With the PowerPoint slides up on a video screen, Doan's presence was almost superfluous for the Democrats. They speculated that Jennings gave similar briefings at other agencies –- especially after Republicans suggested the briefing was not unusual.

Republicans stuck up for Doan. Darrell Issa of California noted that she has been running GSA for just eight months: "In your eight months, I think you've probably found what I found in my nearly seven years now: That this is a bureaucracy that will resist you at every point, isn't it?"

Doan's reply: "You're absolutely right."

Committee Republicans also defended her, even by criticizing other Republicans.
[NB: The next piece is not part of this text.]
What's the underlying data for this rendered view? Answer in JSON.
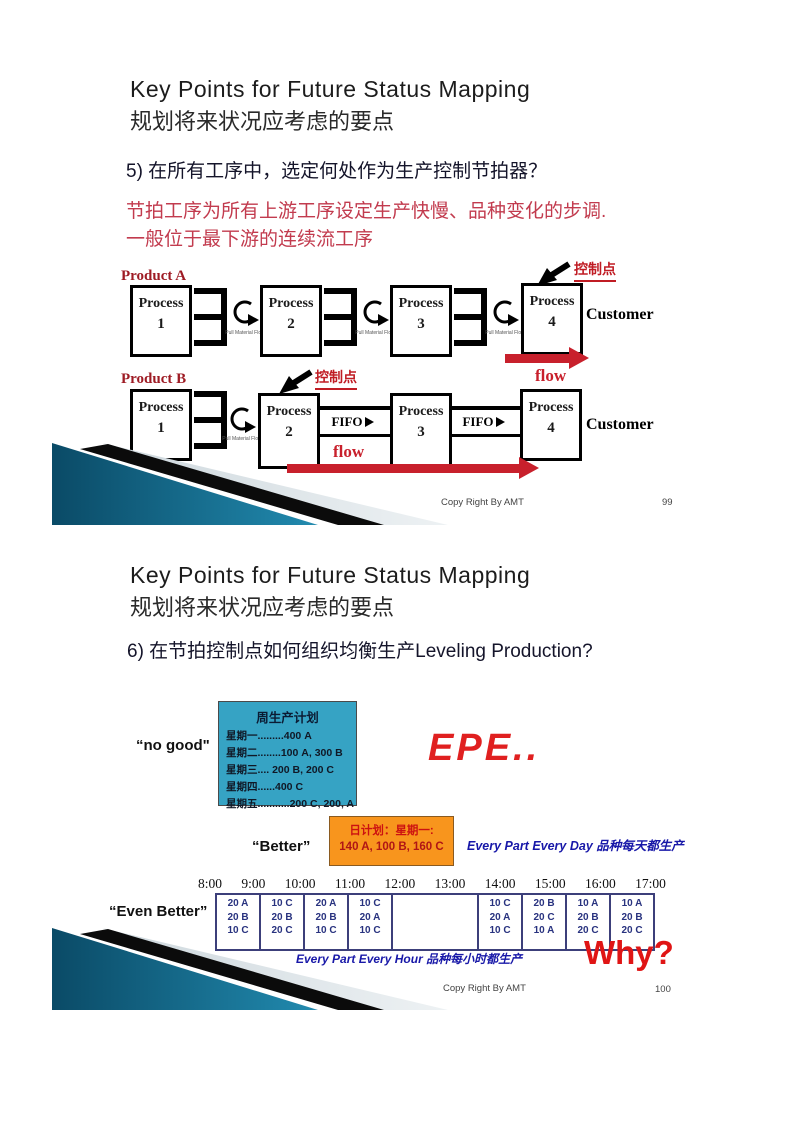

When Iowa Sen. Charles Grassley spoke up for the GSA inspector general, who's been investigating Doan, they cast doubt on his statements.

Florida's Dan Mica suggested the inspector general should be fired, explaining, "I'm going to follow the IG, because I don't like his performance." Like Doan, Inspector General Brian Miller is a Bush appointee.

In this committee's hearing room, the vitriol hangs in the air. It's where Republicans investigated All Things Clinton, from the purge at the White House travel office to President Bill Clinton's last-minute pardons.

In the 1990s, the chairman was Indiana's Dan Burton. On Wednesday, he said those investigations were continually obstructed by the current chairman, Henry Waxman of California. Waxman called the charges inaccurate, to which Burton responded, "We'll find out how inaccurate they are. Look at the papers, look at the records. You did that for six years, and now you're going to have to eat it. "

After that outburst, Burton and Waxman both added their reports on the Clinton investigations to the official record of the GSA hearing, in the end of another day at the oversight committee.